Матвей ужасно замёрз, но каким-то чудом оставался в сознании. Его отнесли в каюту, чтобы поскорей переодеть в сухое платье и согреть; лекарь остался с ним. Василевский с Новосильцевым были в капитанской каюте, когда лекарь вдруг появился на пороге. На его физиономии было написано величайшее смущение; он нерешительно откашлялся, приблизился к капитану и что-то зашептал ему на ухо. Василевский выпрямился, поражённый, и схватился за голову.
— Да так ли? — воскликнул он.
— Точно так-с, — развёл руками лекарь.
Капитан в смятении взглянул на Новосильцева и приказал ему воротиться на палубу. Затем прошёлся по каюте, плеснул себе вина.
— Ещё кто знает? — обратился он к лекарю.
— Никак нет-с, я прямо к вам. Вот-с… надобно решить, как быть теперь. Со мною они и говорить не желают.
— Вот ведь история, Господи помилуй, — пробормотал Василевский и потёр лицо. В эту минуту он дорого бы дал, если бы кто-нибудь вместо него разрешил всю эту передрягу.
Когда он, осторожно постучавшись, приоткрыл дверь — то на него сразу в упор уставился сверкающий горячечный взгляд чёрных глаз. Капитан неслышно притворил дверь, покашлял, неловко поклонился.
— Итак… Я, собственно… Я, с-сударыня, как изволите видеть, мой долг требует выяснить… Вернее, обсудить… Как нам с вами дальше-то быть, уж не обессудьте… — Василевский залился румянцем, окончательно запутался в словах и тут же прибавил: — Да ведь вам, верно, отдохнуть требуется, так я, пожалуй…
Он уже повернулся к двери, но она прервала его, резко и нервно:
— Нет, подождите. Завтра ничего не изменит. Я знаю, вы вправе думать обо мне плохо — но скажу только одно: если кто-нибудь из вас попытается…
— Помилуйте, что вы! — испугался капитан. — О таком и не думайте даже… Вот обсудим, куда вас доставить… — он снова сбился, глядя, как потемнело её лицо при этих словах. Она отвернулась.
— Вы, сударыня, раз уж так вышло, соблаговолите сказать, как вас называть теперь? — чуть помедлив, спросил Василевский.
— Мариною, — ответила она, не оборачиваясь. — Мариной Тимофеевной.
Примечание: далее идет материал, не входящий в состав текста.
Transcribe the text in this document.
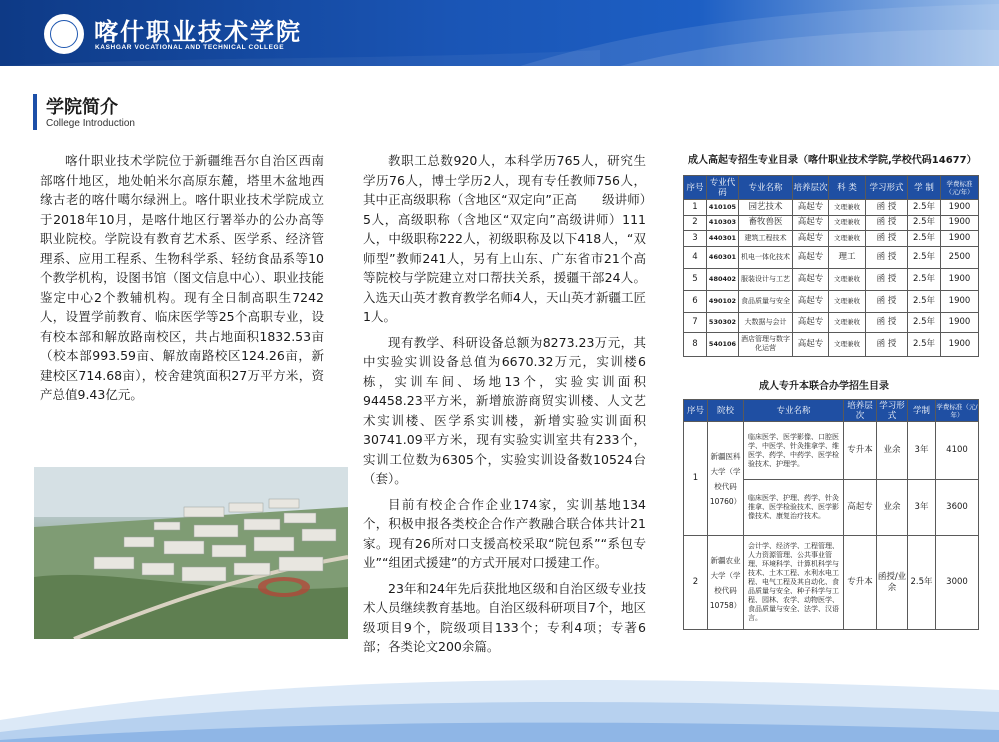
喀什职业技术学院
KASHGAR VOCATIONAL AND TECHNICAL COLLEGE
学院简介
College Introduction
喀什职业技术学院位于新疆维吾尔自治区西南部喀什地区，地处帕米尔高原东麓，塔里木盆地西缘古老的喀什噶尔绿洲上。喀什职业技术学院成立于2018年10月，是喀什地区行署举办的公办高等职业院校。学院设有教育艺术系、医学系、经济管理系、应用工程系、生物科学系、轻纺食品系等10个教学机构，设图书馆（图文信息中心）、职业技能鉴定中心2个教辅机构。现有全日制高职生7242人，设置学前教育、临床医学等25个高职专业，设有校本部和解放路南校区，共占地面积1832.53亩（校本部993.59亩、解放南路校区124.26亩，新建校区714.68亩），校舍建筑面积27万平方米，资产总值9.43亿元。
教职工总数920人，本科学历765人，研究生学历76人，博士学历2人，现有专任教师756人，其中正高级职称（含地区“双定向”正高　　级讲师）5人，高级职称（含地区“双定向”高级讲师）111人，中级职称222人，初级职称及以下418人，“双师型”教师241人，另有上山东、广东省市21个高等院校与学院建立对口帮扶关系，援疆干部24人。入选天山英才教育教学名师4人，天山英才新疆工匠1人。
现有教学、科研设备总额为8273.23万元，其中实验实训设备总值为6670.32万元，实训楼6栋，实训车间、场地13个，实验实训面积94458.23平方米，新增旅游商贸实训楼、人文艺术实训楼、医学系实训楼，新增实验实训面积30741.09平方米，现有实验实训室共有233个，实训工位数为6305个，实验实训设备数10524台（套）。
目前有校企合作企业174家，实训基地134个，积极申报各类校企合作产教融合联合体共计21家。现有26所对口支援高校采取“院包系”“系包专业”“组团式援建”的方式开展对口援建工作。
23年和24年先后获批地区级和自治区级专业技术人员继续教育基地。自治区级科研项目7个，地区级项目9个，院级项目133个；专利4项；专著6部；各类论文200余篇。
成人高起专招生专业目录（喀什职业技术学院,学校代码14677）
序号	专业代码	专业名称	培养层次	科 类	学习形式	学 制	学费标准（元/年）
1	410105	园艺技术	高起专	文理兼收	函 授	2.5年	1900
2	410303	畜牧兽医	高起专	文理兼收	函 授	2.5年	1900
3	440301	建筑工程技术	高起专	文理兼收	函 授	2.5年	1900
4	460301	机电一体化技术	高起专	理工	函 授	2.5年	2500
5	480402	服装设计与工艺	高起专	文理兼收	函 授	2.5年	1900
6	490102	食品质量与安全	高起专	文理兼收	函 授	2.5年	1900
7	530302	大数据与会计	高起专	文理兼收	函 授	2.5年	1900
8	540106	酒店管理与数字化运营	高起专	文理兼收	函 授	2.5年	1900
成人专升本联合办学招生目录
序号	院校	专业名称	培养层次	学习形式	学制	学费标准（元/年）
1	新疆医科大学（学校代码10760）	临床医学、医学影像、口腔医学、中医学、针灸推拿学、维医学、药学、中药学、医学检验技术、护理学。	专升本	业余	3年	4100
		临床医学、护理、药学、针灸推拿、医学检验技术、医学影像技术、康复治疗技术。	高起专	业余	3年	3600
2	新疆农业大学（学校代码10758）	会计学、经济学、工程管理、人力资源管理、公共事业管理、环境科学、计算机科学与技术、土木工程、水利水电工程、电气工程及其自动化、食品质量与安全、种子科学与工程、园林、农学、动物医学、食品质量与安全、法学、汉语言。	专升本	函授/业余	2.5年	3000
— Так-с… Я, однако, выражаю вам, Марина Тимофеевна, искреннее соболезнование, и, так сказать, гибель братца вашего поставила вас и нас в ситуацию весьма щекотливую… Однако, верно, не стоит сейчас продолжать.
Марина пошевелилась, и Василевский заметил, что она так и не переменила мокрую одежду, её руки посинели от холода, она дрожала, но, казалось, не замечала этого. Капитан решительно поднялся и велел ей обтереться насухо и переодеться — а он велит лекарю принести согревающей настойки. Марина резко повернулась и снова в упор уставилась на него сверкающими чёрными глазами, точно ожидала от него грубости или непочтительности к себе. Василевскому вновь стало не по себе.
— Да, и вот что, сударыня, — произнёс он как можно более невозмутимо. — Ежели вы меня боитесь, я могу к вам вовсе не входить и никому даже к вашей двери приблизиться не дозволю. Однако соблаговолите тогда сказать, где изволите на берег сойти.
Марина долго молчала, затем жестом, полным отчаяния, запустила пальцы в короткие тёмные волосы.
— Я не знаю… Мне теперь некуда идти, — она склонила голову и, уже не скрываясь, разрыдалась.